O Sindicato Sindicato dos Trabalhadores do Judiciário Federal no Estado de São Paulo - Sintrajud aprova Moção de Apoio e Solidariedade à Deputada Federal Erika Hilton em relação aos ataques transfóbicos que a Parlamentar vem sofrendo desde que foi eleita a Presidenta da Comissão da Mulher, para o ano de 2026.

No dia 11 de março de 2026, a Deputada Federal Erika Hilton foi eleita Presidente da Comissão de Defesa dos Direitos da Mulher da Câmara dos Deputados, com o voto de onze deputadas federais integrantes da referida comissão, ato que representa conquista histórica para a representação política de mulheres trans e travestis no Congresso Nacional.

No mesmo dia, durante a transmissão ao vivo, um programa televisivo veiculou série de comentários dirigidos diretamente à Deputada Federal Erika Hilton ao noticiar sua eleição para a presidência da Comissão. A fala foi transmitida em cadeia nacional de televisão aberta e, na sequência, amplamente disseminada em plataformas digitais e veículos de imprensa, potencializando de maneira significativa o alcance e o impacto das declarações proferidas. 

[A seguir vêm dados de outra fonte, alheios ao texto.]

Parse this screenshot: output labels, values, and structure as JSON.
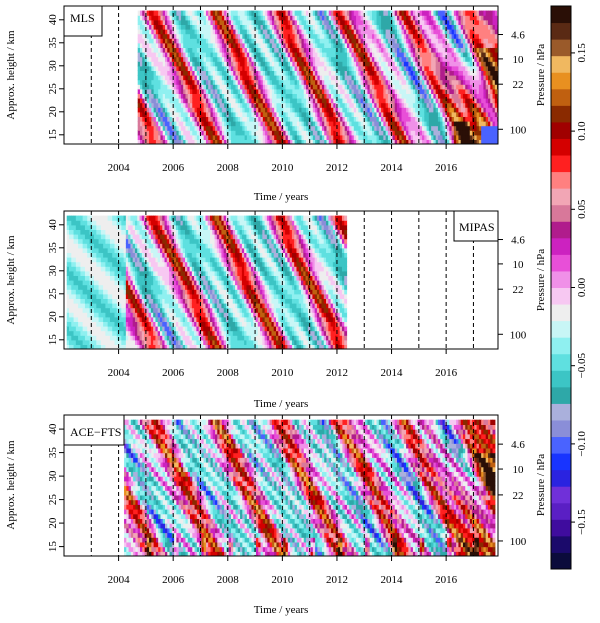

Desde então, a Deputada Federal vem sofrendo uma série de ataques transfóbicos nas redes sociais. Na maioria delas, a identidade de gênero da Deputada Federal é utilizada como meio para se descredibilizar sua atuação parlamentar, como se mulheres trans não pudessem ser consideradas mulheres para fins de participação em espaços institucionais voltados à defesa dos direitos das mulheres.

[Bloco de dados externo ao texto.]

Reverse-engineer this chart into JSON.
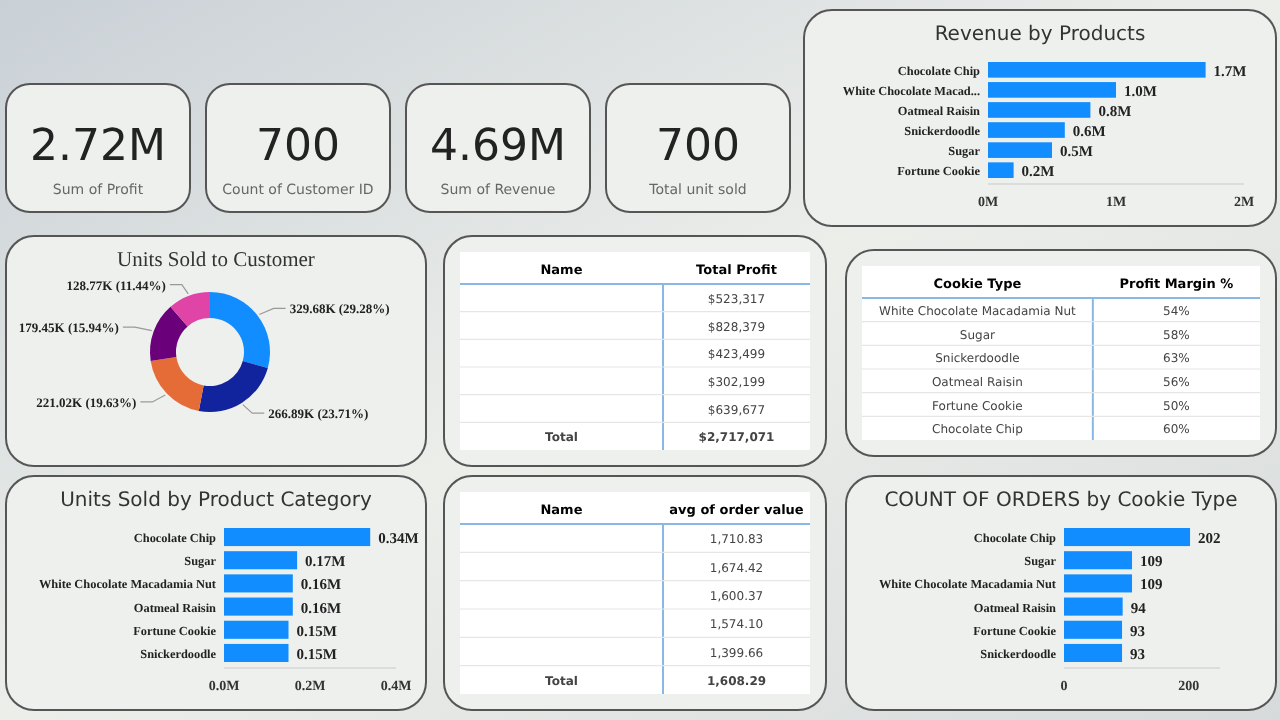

Tais falas reforçam um cenário de violência já conhecido. Há 16 anos consecutivos, o Brasil é o país que mais mata transexuais e travestis. A maioria das vítimas são mulheres, trans, jovens, negras e nordestinas, com crimes marcados por extrema violência*. Questionar a legitimidade de mulheres trans para ocupar espaços destinados a mulheres, inclusive políticos, é alimentar essa violência estrutural e permitir que ela continue se perpetuando. 

Vale lembrar que a prerrogativa fundamental à não discriminação ampara-se no artigo 3º, inciso IV da Constituição Federal de 1988, pelo qual se estabelecem como objetivos da República “promover o bem de todos, sem preconceitos de origem, raça, sexo, cor, idade e quaisquer outras formas de discriminação”.
Ademais, o Supremo Tribunal Federal já se posicionou uma série de vezes em favor da dignidade da população trans e travesti, no sentido de reconhecer os seus direitos e repreender práticas institucionais marcadas pela transfobia. Na Ação Direta de Inconstitucionalidade por Omissão nº 26 e no Mandado de Injunção (MI) 4733, houve a criminalização da homotransfobia, equiparando as práticas de transfobia ao crime de racismo previsto na Lei 7.716/1989. 
Reforçamos que pessoas trans não são invisíveis, nem toleradas à margem: são parte integrante da construção democrática e do exercício pleno da cidadania. As estruturas só mudarão, de fato, quando a luta por dignidade, respeito e direitos para a população LGBTQIA+ for um compromisso de todos, dentro e fora do Poder Público, razão pela qual se justifica essa Moção de Apoio e Solidariedade à Deputada Erika Hilton e às pessoas trans deste país. 

* Fonte: BENEVIDES, Bruna G. Dossiê: assassinatos e violências contra travestis e transexuais brasileiras em 2024 / Bruna G. Benevides. ANTRA (Associação Nacional de Travestis e Transexuais) – Brasília, DF: Distrito Drag; ANTRA, 2025. Disponível clicando aqui.